Summary of D & G Stout, inc. v. Bacardi Imports, Inc.
United States Court of Appeals, Seventh Circuit, 1991
923 F.2d 566
Relevant Facts: General liquor was distributing product in the market in 1987 when two of its suppliers bailed out. Bacardi said they would remain with General. It could have sold to another potential buyer then. General decided to stay with the idea that Bacardi was going to remain. One week later, Bacardi withdrew. General went back to the negotiating table, this time taking a sum less than originally offered. (550,000 less)
Legal Issue(s): Can General recover the price differential from Bacardi on a theory of promissory estoppel? Whether the plaintiff has alleged any injury which Indiana’s law of promissory estoppel redresses.
- There was no set time period. IT was more like a statement.
Holding: YES, District court found Bacardi’s promise had been “contingent" on future events since it was subject to the conditions that General would continue to meet Bacardi’s expectations in sales and no market change would occur. The court awarded General damages incurred in reliance on Bacardi’s promise equal to the difference between Nationals initial offer and the final sale price, which equaled 394,050.

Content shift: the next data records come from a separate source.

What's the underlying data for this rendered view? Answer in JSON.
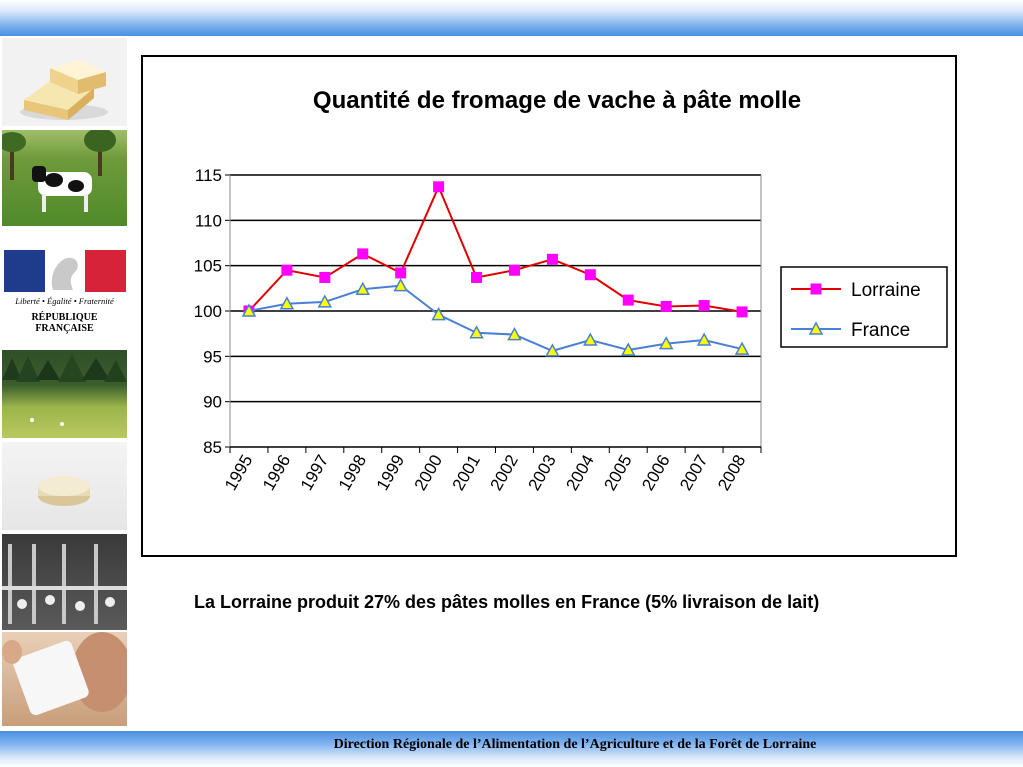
{
  "chart_data": {
    "type": "line",
    "title": "Quantité de fromage de vache à pâte molle",
    "xlabel": "",
    "ylabel": "",
    "categories": [
      "1995",
      "1996",
      "1997",
      "1998",
      "1999",
      "2000",
      "2001",
      "2002",
      "2003",
      "2004",
      "2005",
      "2006",
      "2007",
      "2008"
    ],
    "series": [
      {
        "name": "Lorraine",
        "color": "#e00000",
        "marker": "square",
        "marker_color": "#ff00ff",
        "values": [
          100.0,
          104.5,
          103.7,
          106.3,
          104.2,
          113.7,
          103.7,
          104.5,
          105.7,
          104.0,
          101.2,
          100.5,
          100.6,
          99.9
        ]
      },
      {
        "name": "France",
        "color": "#4a7fd6",
        "marker": "triangle",
        "marker_color": "#ffff00",
        "values": [
          100.0,
          100.8,
          101.0,
          102.4,
          102.8,
          99.6,
          97.6,
          97.4,
          95.6,
          96.8,
          95.7,
          96.4,
          96.8,
          95.8
        ]
      }
    ],
    "ylim": [
      85,
      115
    ],
    "yticks": [
      "85",
      "90",
      "95",
      "100",
      "105",
      "110",
      "115"
    ],
    "grid": true,
    "legend_position": "right"
  },
  "caption": "La Lorraine produit 27% des pâtes molles en France (5% livraison de lait)",
  "footer": "Direction Régionale de l’Alimentation de l’Agriculture et de la Forêt de Lorraine",
  "logo": {
    "motto": "Liberté • Égalité • Fraternité",
    "name": "RÉPUBLIQUE FRANÇAISE"
  },
  "colors": {
    "banner_blue": "#4a8fe0",
    "flag_blue": "#1f3c8c",
    "flag_red": "#d6233a"
  },
  "sidebar_images": [
    "cheese-wedge",
    "cows-in-orchard",
    "republique-francaise-logo",
    "forest-meadow",
    "round-cheese",
    "milking-parlor",
    "child-drinking-milk"
  ]
}
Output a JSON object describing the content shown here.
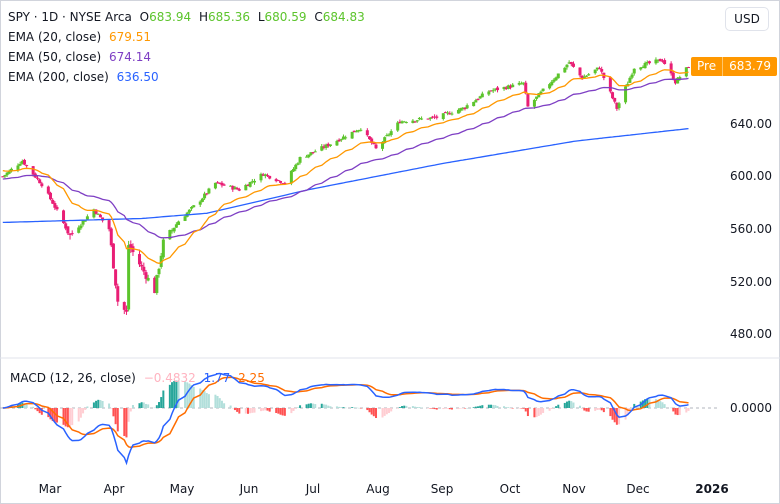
{
  "header": {
    "symbol_line": "SPY · 1D · NYSE Arca",
    "open_label": "O",
    "open": "683.94",
    "high_label": "H",
    "high": "685.36",
    "low_label": "L",
    "low": "680.59",
    "close_label": "C",
    "close": "684.83",
    "ema20_label": "EMA (20, close)",
    "ema20": "679.51",
    "ema50_label": "EMA (50, close)",
    "ema50": "674.14",
    "ema200_label": "EMA (200, close)",
    "ema200": "636.50",
    "currency": "USD",
    "pre_label": "Pre",
    "pre_price": "683.79"
  },
  "price_axis": [
    "640.00",
    "600.00",
    "560.00",
    "520.00",
    "480.00"
  ],
  "macd": {
    "label": "MACD (12, 26, close)",
    "hist": "−0.4832",
    "macd": "1.77",
    "signal": "2.25",
    "zero": "0.0000"
  },
  "time_axis": [
    "Mar",
    "Apr",
    "May",
    "Jun",
    "Jul",
    "Aug",
    "Sep",
    "Oct",
    "Nov",
    "Dec",
    "2026"
  ],
  "colors": {
    "up": "#5cc42c",
    "down": "#e91e75",
    "ema20": "#ff9800",
    "ema50": "#7e3fc4",
    "ema200": "#2962ff",
    "macd": "#2962ff",
    "signal": "#ff6d00",
    "hist_up": "#26a69a",
    "hist_down": "#ff5252",
    "pre": "#ff9800"
  },
  "chart_data": {
    "type": "candlestick",
    "symbol": "SPY",
    "interval": "1D",
    "close_keypoints": [
      [
        "2025-02-10",
        600
      ],
      [
        "2025-02-19",
        612
      ],
      [
        "2025-02-28",
        594
      ],
      [
        "2025-03-05",
        580
      ],
      [
        "2025-03-13",
        555
      ],
      [
        "2025-03-24",
        575
      ],
      [
        "2025-03-31",
        560
      ],
      [
        "2025-04-04",
        505
      ],
      [
        "2025-04-08",
        496
      ],
      [
        "2025-04-09",
        548
      ],
      [
        "2025-04-21",
        513
      ],
      [
        "2025-04-25",
        550
      ],
      [
        "2025-05-02",
        566
      ],
      [
        "2025-05-12",
        582
      ],
      [
        "2025-05-19",
        595
      ],
      [
        "2025-05-30",
        590
      ],
      [
        "2025-06-10",
        602
      ],
      [
        "2025-06-20",
        595
      ],
      [
        "2025-06-27",
        614
      ],
      [
        "2025-07-10",
        624
      ],
      [
        "2025-07-25",
        637
      ],
      [
        "2025-08-01",
        621
      ],
      [
        "2025-08-12",
        642
      ],
      [
        "2025-08-29",
        645
      ],
      [
        "2025-09-10",
        652
      ],
      [
        "2025-09-22",
        665
      ],
      [
        "2025-10-08",
        671
      ],
      [
        "2025-10-10",
        653
      ],
      [
        "2025-10-20",
        671
      ],
      [
        "2025-10-29",
        687
      ],
      [
        "2025-11-04",
        675
      ],
      [
        "2025-11-12",
        683
      ],
      [
        "2025-11-20",
        652
      ],
      [
        "2025-11-28",
        683
      ],
      [
        "2025-12-11",
        689
      ],
      [
        "2025-12-17",
        672
      ],
      [
        "2025-12-23",
        684
      ]
    ],
    "ema200_keypoints": [
      [
        "2025-02-10",
        565
      ],
      [
        "2025-04-15",
        568
      ],
      [
        "2025-05-15",
        572
      ],
      [
        "2025-07-01",
        590
      ],
      [
        "2025-09-01",
        610
      ],
      [
        "2025-11-01",
        627
      ],
      [
        "2025-12-23",
        636.5
      ]
    ],
    "y_range": [
      470,
      700
    ],
    "yticks": [
      480,
      520,
      560,
      600,
      640
    ]
  }
}
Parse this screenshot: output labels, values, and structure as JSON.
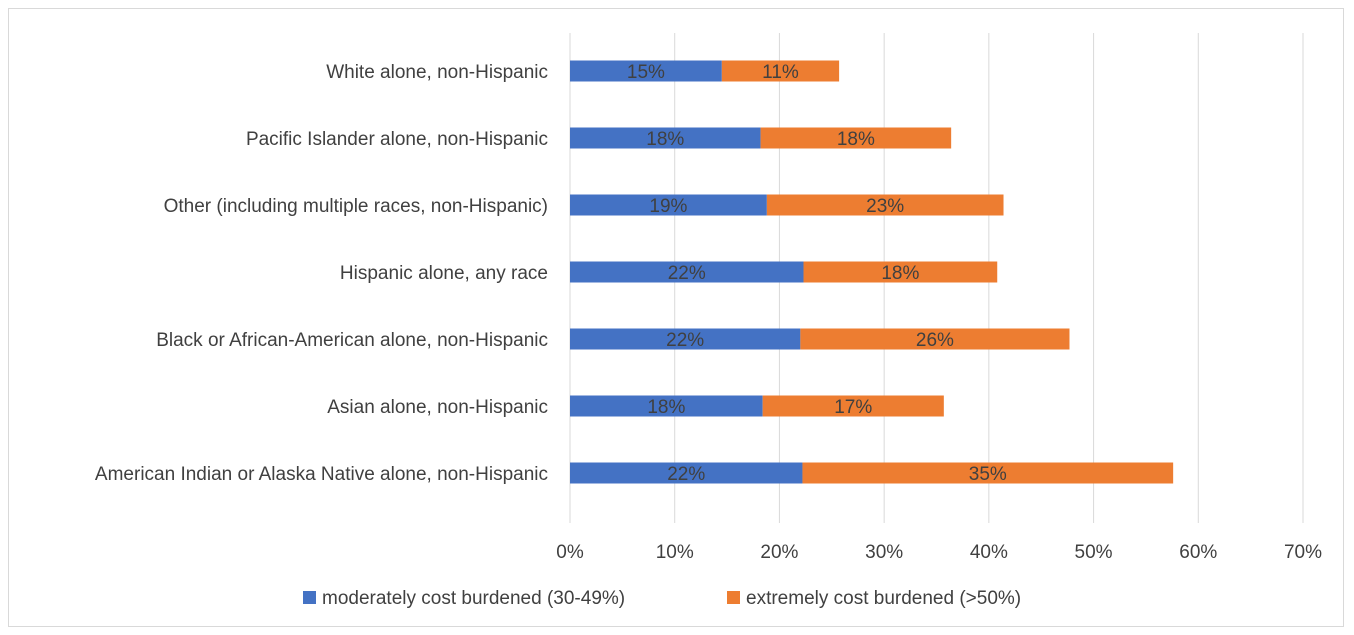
{
  "chart_data": {
    "type": "bar",
    "orientation": "horizontal",
    "stacked": true,
    "categories": [
      "White alone, non-Hispanic",
      "Pacific Islander alone, non-Hispanic",
      "Other (including multiple races, non-Hispanic)",
      "Hispanic alone, any race",
      "Black or African-American alone, non-Hispanic",
      "Asian alone, non-Hispanic",
      "American Indian or Alaska Native alone, non-Hispanic"
    ],
    "series": [
      {
        "name": "moderately cost burdened (30-49%)",
        "color": "#4472c4",
        "values": [
          14.5,
          18.2,
          18.8,
          22.3,
          22.0,
          18.4,
          22.2
        ],
        "labels": [
          "15%",
          "18%",
          "19%",
          "22%",
          "22%",
          "18%",
          "22%"
        ]
      },
      {
        "name": "extremely cost burdened (>50%)",
        "color": "#ed7d31",
        "values": [
          11.2,
          18.2,
          22.6,
          18.5,
          25.7,
          17.3,
          35.4
        ],
        "labels": [
          "11%",
          "18%",
          "23%",
          "18%",
          "26%",
          "17%",
          "35%"
        ]
      }
    ],
    "xlim": [
      0,
      70
    ],
    "ticks": [
      0,
      10,
      20,
      30,
      40,
      50,
      60,
      70
    ],
    "tick_labels": [
      "0%",
      "10%",
      "20%",
      "30%",
      "40%",
      "50%",
      "60%",
      "70%"
    ],
    "grid": true,
    "legend_position": "bottom",
    "title": "",
    "xlabel": "",
    "ylabel": ""
  }
}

Law or Rule(s): A promise, which the Promisor should reasonably expect to induce action or forbearance on the part of the promissee and a third person and which does not induce such action or forbearance is binding if injustice can be avoided only by the enforcement of the promise. The remedy for breach may be limited, as justice requires.
Plaintiff’s Argument: Bacardi says that these promises were not the type upon which one may rely under LA law.